Cerebras went into trial and error mode. They destroyed an enormous number of wafers. Each one a few million dollars of wasted hope.

The chip was useless until it was packaged. Until it stayed cold. Until data could flow without frying the edges.

They analyzed every single failure. They kept going. Eventually they found the tricks. How to move the data. How to keep the beast cool. In one instance they literally invented a new machine. A custom tool to bolt in 40 screws at the same time. One screw early or loose means the wafer cracks. Crack the wafer lose the company.

Then came July 2019.

The packaged chip went into the computer. They hit power on. The whole founding team just stood there. Stared at it.

Watching a computer run is like watching paint dry. We stared at flashing lights, stunned we’d solved this.

That day felt bigger than any product launch.
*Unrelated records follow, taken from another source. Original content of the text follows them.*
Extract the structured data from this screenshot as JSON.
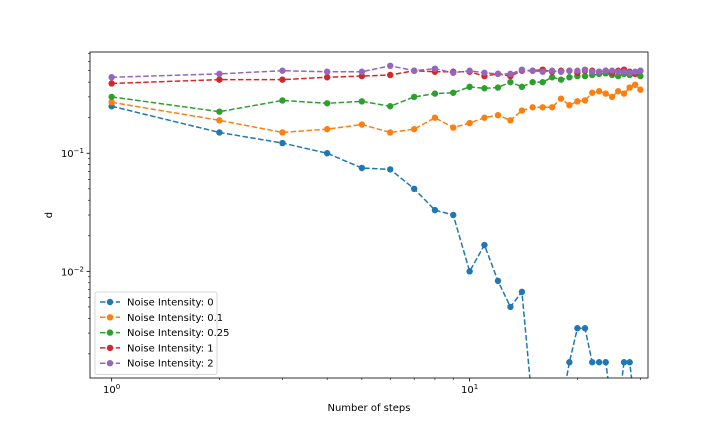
{
  "chart_data": {
    "type": "line",
    "title": "",
    "xlabel": "Number of steps",
    "ylabel": "d",
    "xscale": "log",
    "yscale": "log",
    "xlim": [
      0.87,
      31.5
    ],
    "ylim": [
      0.00125,
      0.72
    ],
    "grid": false,
    "legend_position": "lower-left",
    "x_ticks": [
      {
        "value": 1,
        "base": "10",
        "exp": "0"
      },
      {
        "value": 10,
        "base": "10",
        "exp": "1"
      }
    ],
    "y_ticks": [
      {
        "value": 0.01,
        "base": "10",
        "exp": "−2"
      },
      {
        "value": 0.1,
        "base": "10",
        "exp": "−1"
      }
    ],
    "series": [
      {
        "name": "Noise Intensity: 0",
        "color": "#1f77b4",
        "x": [
          1,
          2,
          3,
          4,
          5,
          6,
          7,
          8,
          9,
          10,
          11,
          12,
          13,
          14,
          15,
          16,
          17,
          18,
          19,
          20,
          21,
          22,
          23,
          24,
          25,
          26,
          27,
          28,
          29,
          30
        ],
        "y": [
          0.25,
          0.15,
          0.122,
          0.1,
          0.075,
          0.073,
          0.05,
          0.033,
          0.03,
          0.01,
          0.0167,
          0.0083,
          0.005,
          0.0067,
          0,
          0,
          0,
          0,
          0.0017,
          0.0033,
          0.0033,
          0.0017,
          0.0017,
          0.0017,
          0,
          0,
          0.0017,
          0.0017,
          0,
          0
        ]
      },
      {
        "name": "Noise Intensity: 0.1",
        "color": "#ff7f0e",
        "x": [
          1,
          2,
          3,
          4,
          5,
          6,
          7,
          8,
          9,
          10,
          11,
          12,
          13,
          14,
          15,
          16,
          17,
          18,
          19,
          20,
          21,
          22,
          23,
          24,
          25,
          26,
          27,
          28,
          29,
          30
        ],
        "y": [
          0.27,
          0.19,
          0.15,
          0.16,
          0.175,
          0.15,
          0.16,
          0.2,
          0.165,
          0.18,
          0.2,
          0.21,
          0.19,
          0.23,
          0.245,
          0.245,
          0.245,
          0.29,
          0.255,
          0.275,
          0.28,
          0.325,
          0.335,
          0.32,
          0.3,
          0.335,
          0.32,
          0.36,
          0.38,
          0.345
        ]
      },
      {
        "name": "Noise Intensity: 0.25",
        "color": "#2ca02c",
        "x": [
          1,
          2,
          3,
          4,
          5,
          6,
          7,
          8,
          9,
          10,
          11,
          12,
          13,
          14,
          15,
          16,
          17,
          18,
          19,
          20,
          21,
          22,
          23,
          24,
          25,
          26,
          27,
          28,
          29,
          30
        ],
        "y": [
          0.3,
          0.225,
          0.28,
          0.265,
          0.275,
          0.25,
          0.3,
          0.32,
          0.325,
          0.365,
          0.355,
          0.36,
          0.4,
          0.365,
          0.4,
          0.4,
          0.44,
          0.42,
          0.44,
          0.45,
          0.45,
          0.46,
          0.47,
          0.475,
          0.46,
          0.45,
          0.47,
          0.46,
          0.47,
          0.45
        ]
      },
      {
        "name": "Noise Intensity: 1",
        "color": "#d62728",
        "x": [
          1,
          2,
          3,
          4,
          5,
          6,
          7,
          8,
          9,
          10,
          11,
          12,
          13,
          14,
          15,
          16,
          17,
          18,
          19,
          20,
          21,
          22,
          23,
          24,
          25,
          26,
          27,
          28,
          29,
          30
        ],
        "y": [
          0.39,
          0.42,
          0.42,
          0.44,
          0.45,
          0.46,
          0.5,
          0.49,
          0.49,
          0.49,
          0.45,
          0.47,
          0.45,
          0.5,
          0.5,
          0.51,
          0.49,
          0.5,
          0.5,
          0.48,
          0.5,
          0.5,
          0.49,
          0.5,
          0.48,
          0.5,
          0.51,
          0.49,
          0.47,
          0.5
        ]
      },
      {
        "name": "Noise Intensity: 2",
        "color": "#9467bd",
        "x": [
          1,
          2,
          3,
          4,
          5,
          6,
          7,
          8,
          9,
          10,
          11,
          12,
          13,
          14,
          15,
          16,
          17,
          18,
          19,
          20,
          21,
          22,
          23,
          24,
          25,
          26,
          27,
          28,
          29,
          30
        ],
        "y": [
          0.44,
          0.47,
          0.5,
          0.49,
          0.49,
          0.55,
          0.5,
          0.52,
          0.48,
          0.5,
          0.48,
          0.47,
          0.47,
          0.51,
          0.5,
          0.49,
          0.5,
          0.49,
          0.5,
          0.5,
          0.51,
          0.49,
          0.49,
          0.5,
          0.5,
          0.49,
          0.49,
          0.48,
          0.49,
          0.5
        ]
      }
    ]
  }
}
Feldman called it one of the greatest moments of his life. Which is saying something. This same team sold their first startup, SeaMicro to AMD for $335 million in 2012 💰. They knew money. They knew exit strategy. This felt different.


The OpenAI Connection

Timing matters. The chip worked roughly two years after OpenAI talked to Cerebras about acquiring it.

Feldman confirmed those talks happened. Exactly as the leaked emails showed. The deal died. Squabbling among the founders. Misaligned visions. Messy business.

Today OpenAI isn’t an owner. They’re a partner. A lender.

They loaned Cerebras $1 billion secured by warrants. That gives them about 33 million shares. At Friday’s closing price that’s worth over $9 billion. Big number.

But there’s a catch.

As part of that loan Cerebras agreed not to sell to certain competitors. Everyone knows who the obvious one is. Anthropic 👀.

Feldman didn’t say the name. But he didn’t deny it either.

“The restriction is limited in time,” he said. “It was designed to make sure OpenAI gets the capacity they need.”

Let’s be honest. Cerebras isn’t big enough to feed everyone anyway. Feldman compares it to an all-you-can-eat buffet. You can’t just grab every item off every plate. You stall. You overwhelm yourself. You fail.

“We’re going to work with a part of the buffet first. Get comfortable. Then attack the rest.”

It’s a strategic constraint. A temporary handcuff to secure the future. Does that make you nervous about your competition? Maybe.

The buffet is huge. The lines are moving fast. Cerebras picked a seat at the table. But the food isn’t infinite. And neither is their exclusivity window.